We planted cotton the next year, and used an old keg with holes in it for
a planter. The cotton would come out in great bunches and I would
have to go along and scatter it and cover it up."
In those times there was never a crop failure, according to Mr.
Nitcholas. "If a man planted a crop he was sure to get a good stand
for the ground then was rich and there was plenty of moisture. A
man planted just so much then by hand. Some few years later the grain
was cut with a cradle, which was used by hand, and piled it in bundles.
Then came the dropper which was nothing more than an attachment that was
put on the mowing machine. This was a machine that cut the grain
and a man had to stand up on top and tie the bundles by hand and throw
them off. Then the binder was put into use; this was a machine that
cut the grain and tied it with a wire. Some few years later the binder
that tied with string was perfected and put on the market."

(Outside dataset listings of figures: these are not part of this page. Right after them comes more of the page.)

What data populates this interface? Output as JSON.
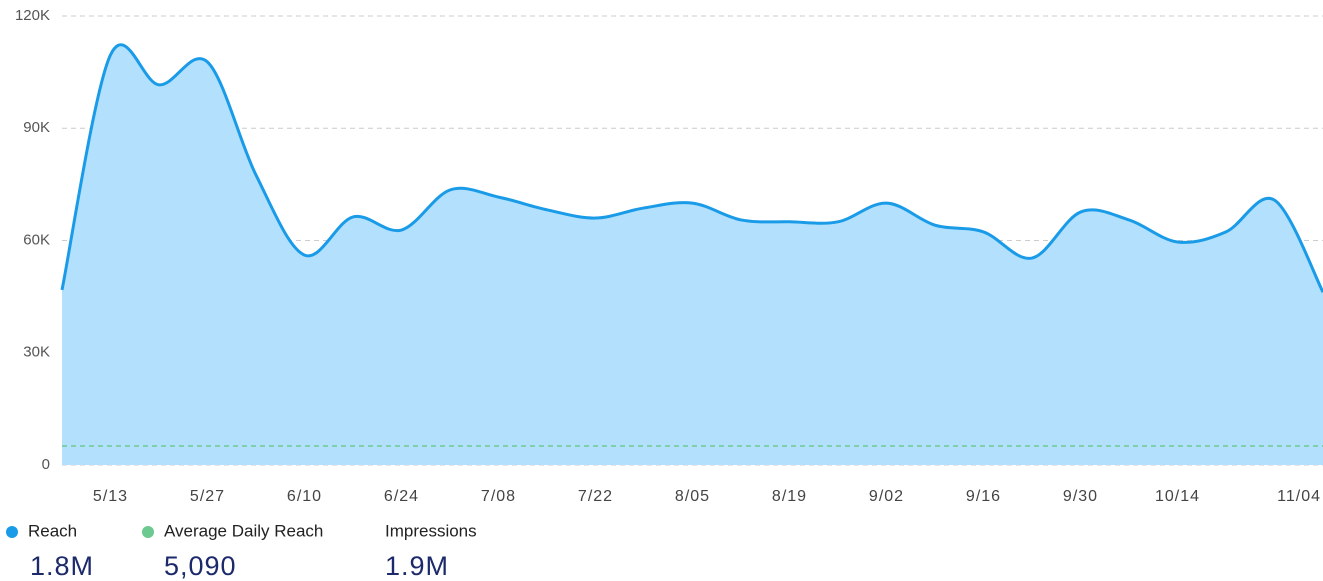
{
  "chart_data": {
    "type": "area",
    "categories": [
      null,
      "5/13",
      null,
      "5/27",
      null,
      "6/10",
      null,
      "6/24",
      null,
      "7/08",
      null,
      "7/22",
      null,
      "8/05",
      null,
      "8/19",
      null,
      "9/02",
      null,
      "9/16",
      null,
      "9/30",
      null,
      "10/14",
      null,
      null,
      "11/04"
    ],
    "series": [
      {
        "name": "Reach",
        "color": "#1a9be8",
        "fill": "#b3e0fd",
        "values": [
          46800,
          109600,
          101600,
          107700,
          77500,
          56100,
          66300,
          62800,
          73500,
          71600,
          68200,
          66000,
          68700,
          70000,
          65500,
          65000,
          65000,
          70000,
          64100,
          62300,
          55300,
          67600,
          65500,
          59600,
          62300,
          70800,
          46200
        ],
        "total": 1800000,
        "total_label": "1.8M"
      }
    ],
    "reference": {
      "name": "Average Daily Reach",
      "color": "#6cc98f",
      "value": 5090,
      "value_label": "5,090"
    },
    "impressions": {
      "name": "Impressions",
      "value": 1900000,
      "value_label": "1.9M"
    },
    "ylim": [
      0,
      120000
    ],
    "yticks": [
      0,
      {
        "value": 30000,
        "label": "30K"
      },
      {
        "value": 60000,
        "label": "60K"
      },
      {
        "value": 90000,
        "label": "90K"
      },
      {
        "value": 120000,
        "label": "120K"
      }
    ],
    "grid": true
  }
}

In describing the first cultivator that he ever used, Mr. Nitcholas
said that it was called a "muley" cultivator. It didn't have a tongue
in it and when the team reached the end, the cultivator would fall down,
or when the team slacked up a bit, it would also fall down.
"At that time a ten acre farm was a mighty big piece of ground even
for a whole family to work," stated Mr. Nichols. If a man had that
much land in cultivation, he could count on losing about half of it, for
he would not be able to gather that much crop. "We used to have to
take our produce and feed and cotton to Sherman to market it. We
would make the trip about once a year and anticipated the even with keenest
delight. It was while on one of these annual trips to Sherman that
I saw my first electric light. In amazement, I sat up and looked
at it, and could hardly be made to go to bed for wanting to look at that
In speaking of the horses of that time, Mr. Nitchols said, "All
horses then counted as race horses no matter how slow they were.
They would be used all week in the field and brought to town on Saturday
and run in a race. I remember an old horse that was called "Sleepy
Jim"; he was used all one morning in the field laying a corn field by and
brought to town that afternoon to be used in limbering up one of the race
horses, and when the race was run, "Old Sleepy Jim" just ran off and left
the race horse. "Sleepy Jim" was then 11 years old and this was his
first race, but he beat one of the fastest horses in this part of the country
at that time. He was later trained for the track and won several
races and placed in the big money. He later was sold for $1000.00,
a lot of money."
"There was lots of wild game here then and the whole country was
stocked with cattle. A fence wasn't heard of them, and when people
started anywhere, they just angled off across the prairie."
In recalling among the first mortgages in this county, Mr. Nitchols
said, "My uncle then had been in business here for some time, and he would
lend the people money, and take their stock as security. The first
fall some of them were not able to pay off the notes, and rather than my
uncle get their stock, they would shoot them. One man even cut the
throats of two fine horses to keep my uncle from getting them."
The first banking that Mr. Nitchols remembers was done by "Uncle
Billy" Welch. Mr. Welch was considered to be a very rich man at that
time. He had $300.00 and served as a banker for a number of people
in this community. If a man borrowed as much as $25.00 then, he was
getting a large fortune for those times."